Abstract
Far from being historically considered a primary healthcare problem, tricuspid regurgitation (TR) has recently gained much attention from the scientific community. In fact, in the last years, robust evidence has emerged regarding the epidemiological impact of TR, whose prevalence seems to be similar to that of other valvulopathies, such as aortic stenosis, with an estimated up to 4% of people >75 years affected by at least moderate TR in the United States, and up to 23% among patients suffering from heart failure with reduced ejection fraction. This recurrent coexistence of left ventricular systolic dysfunction (LVSD) and TR is not surprising, considered the multiple etiologies of tricuspid valve disease. TR can complicate heart failure mostly as a functional disease, because of pulmonary hypertension (PH), subsequent to elevated left ventricular end-diastolic pressure, leading to right ventricular dilatation, and valve tethering.

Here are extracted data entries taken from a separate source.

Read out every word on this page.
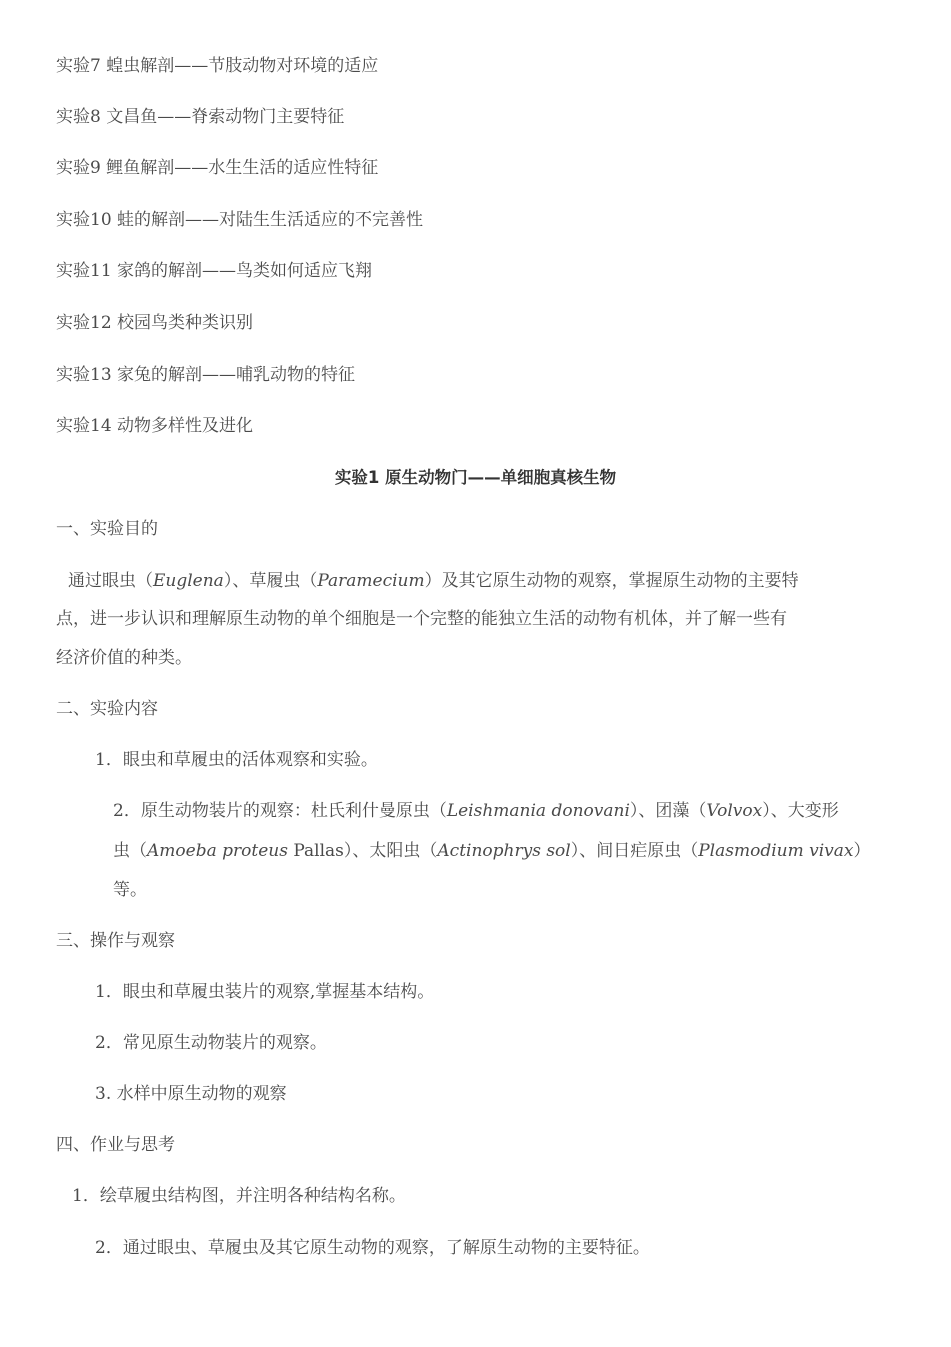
实验7 蝗虫解剖——节肢动物对环境的适应
实验8 文昌鱼——脊索动物门主要特征
实验9 鲤鱼解剖——水生生活的适应性特征
实验10 蛙的解剖——对陆生生活适应的不完善性
实验11 家鸽的解剖——鸟类如何适应飞翔
实验12 校园鸟类种类识别
实验13 家兔的解剖——哺乳动物的特征
实验14 动物多样性及进化
实验1 原生动物门——单细胞真核生物
一、实验目的
通过眼虫（Euglena）、草履虫（Paramecium）及其它原生动物的观察，掌握原生动物的主要特
点，进一步认识和理解原生动物的单个细胞是一个完整的能独立生活的动物有机体，并了解一些有
经济价值的种类。
二、实验内容
1．眼虫和草履虫的活体观察和实验。
2．原生动物装片的观察：杜氏利什曼原虫（Leishmania donovani）、团藻（Volvox）、大变形
虫（Amoeba proteus Pallas）、太阳虫（Actinophrys sol）、间日疟原虫（Plasmodium vivax）
等。
三、操作与观察
1．眼虫和草履虫装片的观察,掌握基本结构。
2．常见原生动物装片的观察。
3. 水样中原生动物的观察
四、作业与思考
1．绘草履虫结构图，并注明各种结构名称。
2．通过眼虫、草履虫及其它原生动物的观察，了解原生动物的主要特征。
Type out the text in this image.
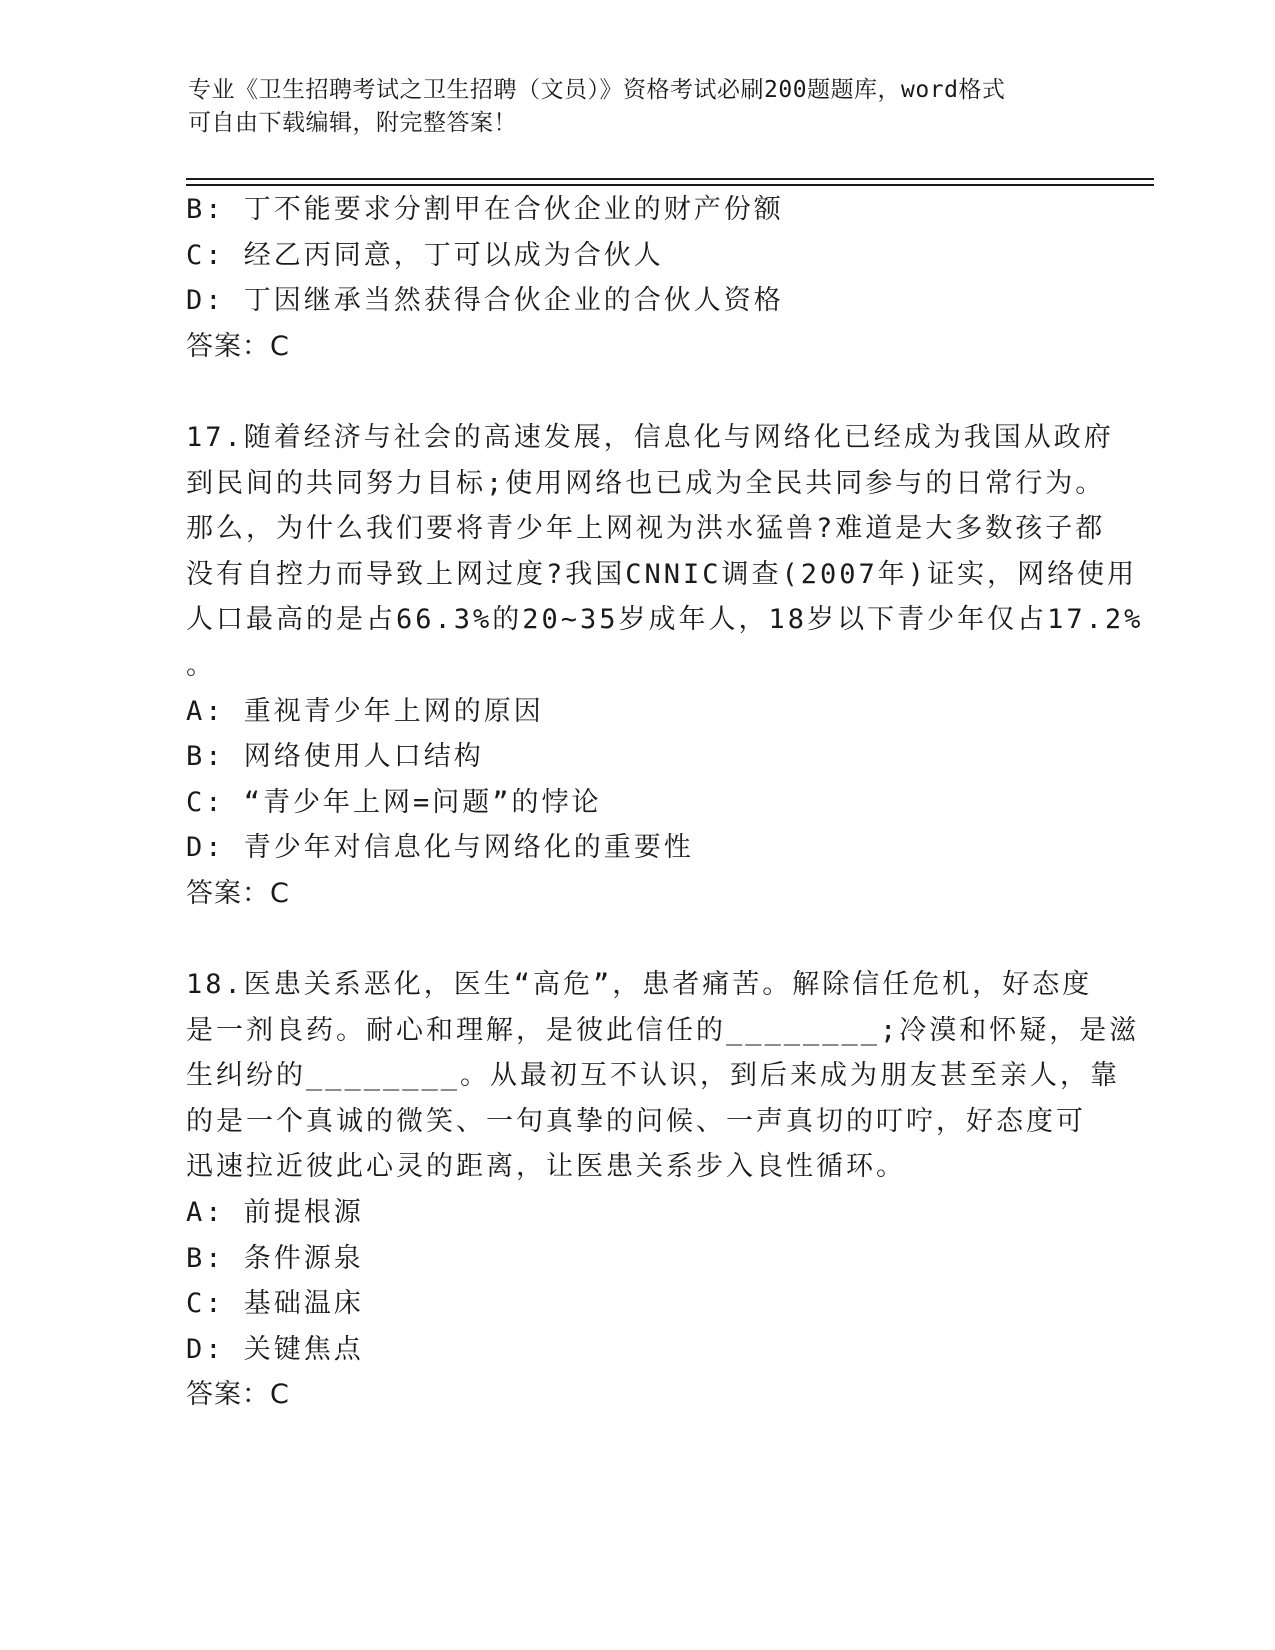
专业《卫生招聘考试之卫生招聘（文员）》资格考试必刷200题题库，word格式
可自由下载编辑，附完整答案！
B: 丁不能要求分割甲在合伙企业的财产份额
C: 经乙丙同意，丁可以成为合伙人
D: 丁因继承当然获得合伙企业的合伙人资格
答案：C
17.随着经济与社会的高速发展，信息化与网络化已经成为我国从政府
到民间的共同努力目标;使用网络也已成为全民共同参与的日常行为。
那么，为什么我们要将青少年上网视为洪水猛兽?难道是大多数孩子都
没有自控力而导致上网过度?我国CNNIC调查(2007年)证实，网络使用
人口最高的是占66.3%的20~35岁成年人，18岁以下青少年仅占17.2%
。
A: 重视青少年上网的原因
B: 网络使用人口结构
C: “青少年上网=问题”的悖论
D: 青少年对信息化与网络化的重要性
答案：C
18.医患关系恶化，医生“高危”，患者痛苦。解除信任危机，好态度
是一剂良药。耐心和理解，是彼此信任的________;冷漠和怀疑，是滋
生纠纷的________。从最初互不认识，到后来成为朋友甚至亲人，靠
的是一个真诚的微笑、一句真挚的问候、一声真切的叮咛，好态度可
迅速拉近彼此心灵的距离，让医患关系步入良性循环。
A: 前提根源
B: 条件源泉
C: 基础温床
D: 关键焦点
答案：C
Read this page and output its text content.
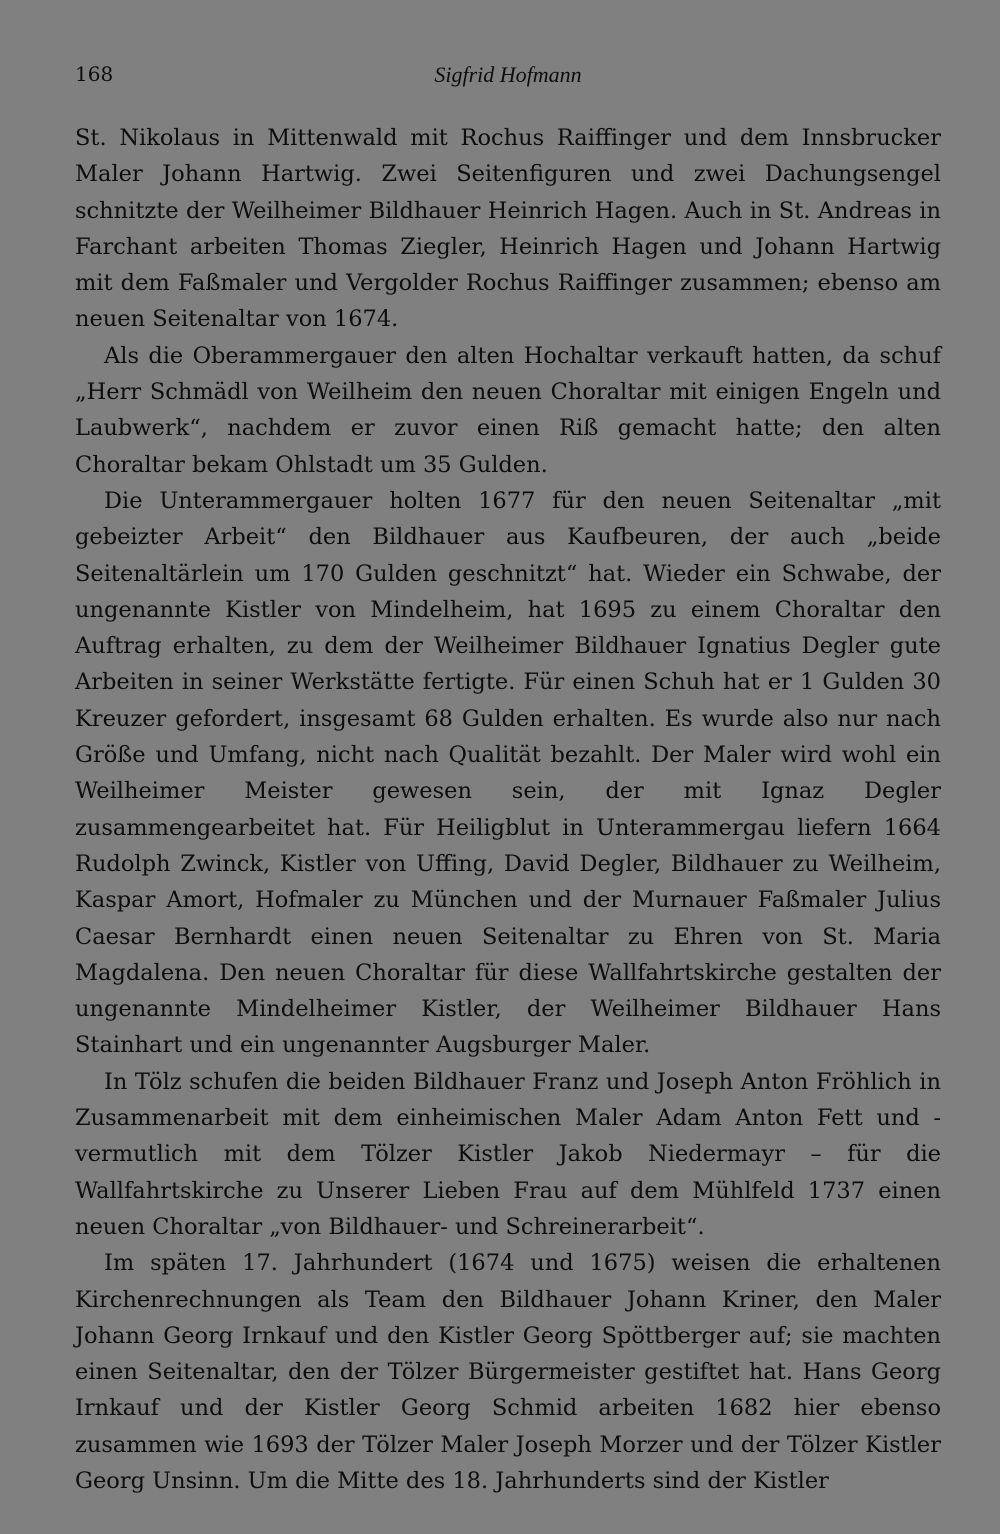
168	Sigfrid Hofmann

St. Nikolaus in Mittenwald mit Rochus Raiffinger und dem Innsbrucker Maler Johann Hartwig. Zwei Seitenfiguren und zwei Dachungsengel schnitzte der Weilheimer Bildhauer Heinrich Hagen. Auch in St. Andreas in Farchant arbeiten Thomas Ziegler, Heinrich Hagen und Johann Hartwig mit dem Faßmaler und Vergolder Rochus Raiffinger zusammen; ebenso am neuen Seitenaltar von 1674.

Als die Oberammergauer den alten Hochaltar verkauft hatten, da schuf „Herr Schmädl von Weilheim den neuen Choraltar mit einigen Engeln und Laubwerk“, nachdem er zuvor einen Riß gemacht hatte; den alten Choraltar bekam Ohlstadt um 35 Gulden.

Die Unterammergauer holten 1677 für den neuen Seitenaltar „mit gebeizter Arbeit“ den Bildhauer aus Kaufbeuren, der auch „beide Seitenaltärlein um 170 Gulden geschnitzt“ hat. Wieder ein Schwabe, der ungenannte Kistler von Mindelheim, hat 1695 zu einem Choraltar den Auftrag erhalten, zu dem der Weilheimer Bildhauer Ignatius Degler gute Arbeiten in seiner Werkstätte fertigte. Für einen Schuh hat er 1 Gulden 30 Kreuzer gefordert, insgesamt 68 Gulden erhalten. Es wurde also nur nach Größe und Umfang, nicht nach Qualität bezahlt. Der Maler wird wohl ein Weilheimer Meister gewesen sein, der mit Ignaz Degler zusammengearbeitet hat. Für Heiligblut in Unterammergau liefern 1664 Rudolph Zwinck, Kistler von Uffing, David Degler, Bildhauer zu Weilheim, Kaspar Amort, Hofmaler zu München und der Murnauer Faßmaler Julius Caesar Bernhardt einen neuen Seitenaltar zu Ehren von St. Maria Magdalena. Den neuen Choraltar für diese Wallfahrtskirche gestalten der ungenannte Mindelheimer Kistler, der Weilheimer Bildhauer Hans Stainhart und ein ungenannter Augsburger Maler.

In Tölz schufen die beiden Bildhauer Franz und Joseph Anton Fröhlich in Zusammenarbeit mit dem einheimischen Maler Adam Anton Fett und -vermutlich mit dem Tölzer Kistler Jakob Niedermayr – für die Wallfahrtskirche zu Unserer Lieben Frau auf dem Mühlfeld 1737 einen neuen Choraltar „von Bildhauer- und Schreinerarbeit“.

Im späten 17. Jahrhundert (1674 und 1675) weisen die erhaltenen Kirchenrechnungen als Team den Bildhauer Johann Kriner, den Maler Johann Georg Irnkauf und den Kistler Georg Spöttberger auf; sie machten einen Seitenaltar, den der Tölzer Bürgermeister gestiftet hat. Hans Georg Irnkauf und der Kistler Georg Schmid arbeiten 1682 hier ebenso zusammen wie 1693 der Tölzer Maler Joseph Morzer und der Tölzer Kistler Georg Unsinn. Um die Mitte des 18. Jahrhunderts sind der Kistler
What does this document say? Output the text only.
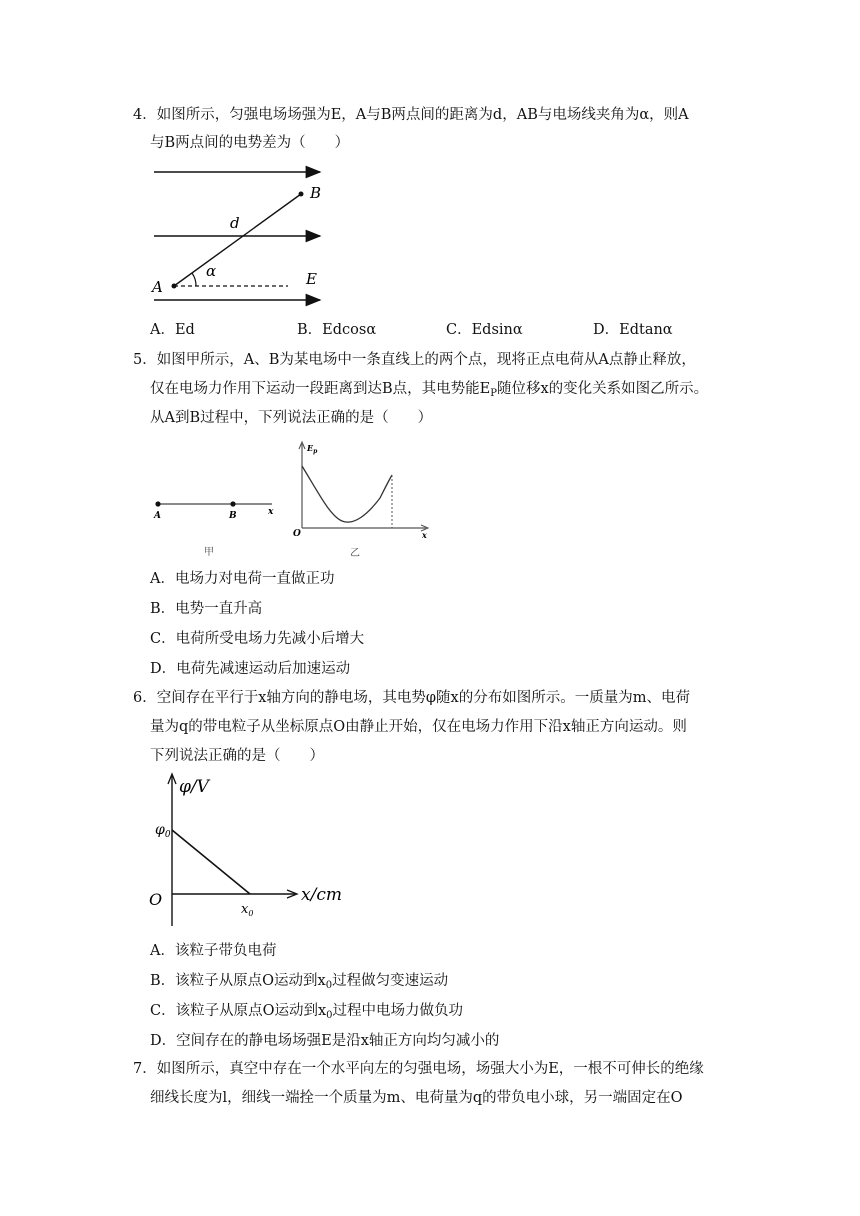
4．如图所示，匀强电场场强为E，A与B两点间的距离为d，AB与电场线夹角为α，则A
与B两点间的电势差为（　　）
B
d
α
A	E
A．Ed	B．Edcosα	C．Edsinα	D．Edtanα
5．如图甲所示，A、B为某电场中一条直线上的两个点，现将正点电荷从A点静止释放，
仅在电场力作用下运动一段距离到达B点，其电势能$E_P$随位移x的变化关系如图乙所示。
从A到B过程中，下列说法正确的是（　　）
A	B	x
甲
$E_p$
O	x
乙
A．电场力对电荷一直做正功
B．电势一直升高
C．电荷所受电场力先减小后增大
D．电荷先减速运动后加速运动
6．空间存在平行于x轴方向的静电场，其电势φ随x的分布如图所示。一质量为m、电荷
量为q的带电粒子从坐标原点O由静止开始，仅在电场力作用下沿x轴正方向运动。则
下列说法正确的是（　　）
φ/V
$\varphi_0$
O
$x_0$
x/cm
A．该粒子带负电荷
B．该粒子从原点O运动到$x_0$过程做匀变速运动
C．该粒子从原点O运动到$x_0$过程中电场力做负功
D．空间存在的静电场场强E是沿x轴正方向均匀减小的
7．如图所示，真空中存在一个水平向左的匀强电场，场强大小为E，一根不可伸长的绝缘
细线长度为l，细线一端拴一个质量为m、电荷量为q的带负电小球，另一端固定在O
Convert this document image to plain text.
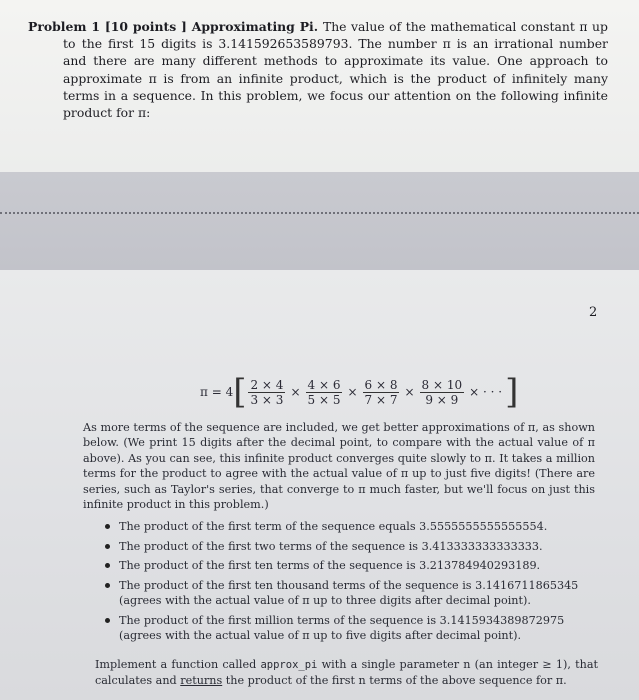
Problem 1 [10 points ] Approximating Pi. The value of the mathematical constant π up to the first 15 digits is 3.141592653589793. The number π is an irrational number and there are many different methods to approximate its value. One approach to approximate π is from an infinite product, which is the product of infinitely many terms in a sequence. In this problem, we focus our attention on the following infinite product for π:
2
π = 4 [ $\frac{2 \times 4}{3 \times 3} \times \frac{4 \times 6}{5 \times 5} \times \frac{6 \times 8}{7 \times 7} \times \frac{8 \times 10}{9 \times 9}$ × · · · ]
As more terms of the sequence are included, we get better approximations of π, as shown below. (We print 15 digits after the decimal point, to compare with the actual value of π above). As you can see, this infinite product converges quite slowly to π. It takes a million terms for the product to agree with the actual value of π up to just five digits! (There are series, such as Taylor's series, that converge to π much faster, but we'll focus on just this infinite product in this problem.)
The product of the first term of the sequence equals 3.5555555555555554.
The product of the first two terms of the sequence is 3.413333333333333.
The product of the first ten terms of the sequence is 3.213784940293189.
The product of the first ten thousand terms of the sequence is 3.1416711865345 (agrees with the actual value of π up to three digits after decimal point).
The product of the first million terms of the sequence is 3.1415934389872975 (agrees with the actual value of π up to five digits after decimal point).
Implement a function called approx_pi with a single parameter n (an integer ≥ 1), that calculates and returns the product of the first n terms of the above sequence for π.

Moreover, the so-called “functional isolated” TR can occur, in the absence of PH, as a result of right atrial dilatation associated with atrial fibrillation, a common finding in patients with LVSD. Finally, TR can result as a iatrogenic consequence of transvalvular lead insertion, another frequent scenario in this cohort of patients. Nonetheless, despite the significant coincidence of these two conditions, their mutual relation, and the independent prognostic role of TR is still a matter of debate. Whether significant TR is just a marker for advanced left-heart disease, or a crucial potential therapeutical target, remains unclear. Aim of the authors in this review is to present an update concerning the epidemiological features and the clinical burden of TR in the context of LVSD, its prognostic value, and the potential benefit for early tricuspid intervention in patients affected by contemporary TR and LVSD.
Highlights
The long-time accepted idea that tricuspid regurgitation (TR) is a benign valvular condition has been deeply rebutted by almost one decade of insights into its epidemiological and clinical implication
The question concerning the prognostic role of TR in the natural history of left ventricular systolic dysfunction (LVSD) has been debated for decades, only in the recent years we have gained a significant amount of evidences, with well-designed studies across most of the various clinical scenarios, that could help dealing with our initial dilemma: does TR represent just a marker for advanced myocardial disease, or is it an independent cause of the adverse outcome and a potential therapeutic target? The answer may not be univocal
The authors have demonstrated that the prognostic role of TR may depend upon the stage of HF, as their prospective long-term observational study on 576 consecutive patients revealed that TR was significantly related with the combined endpoint of death/heart transplantation/left ventricular-assist device implantation in patients suffering from mild or moderate LVSD (HR 1.368, CI 1.070–1.748, p = 0.0125) but not in those with severe LVSD
Summary
In the last years, robust evidence has emerged regarding the epidemiological impact of TR, whose prevalence seems to be similar to that of other valvulopathies, such as aortic stenosis, with an estimated up to 4% of people >75 years affected by at least moderate TR in the United States, and up to 23% among patients suffering from heart failure with reduced ejection fraction. This recurrent coexistence of left ventricular systolic dysfunction (LVSD) and TR is not surprising, considered the multiple etiologies of tricuspid valve disease.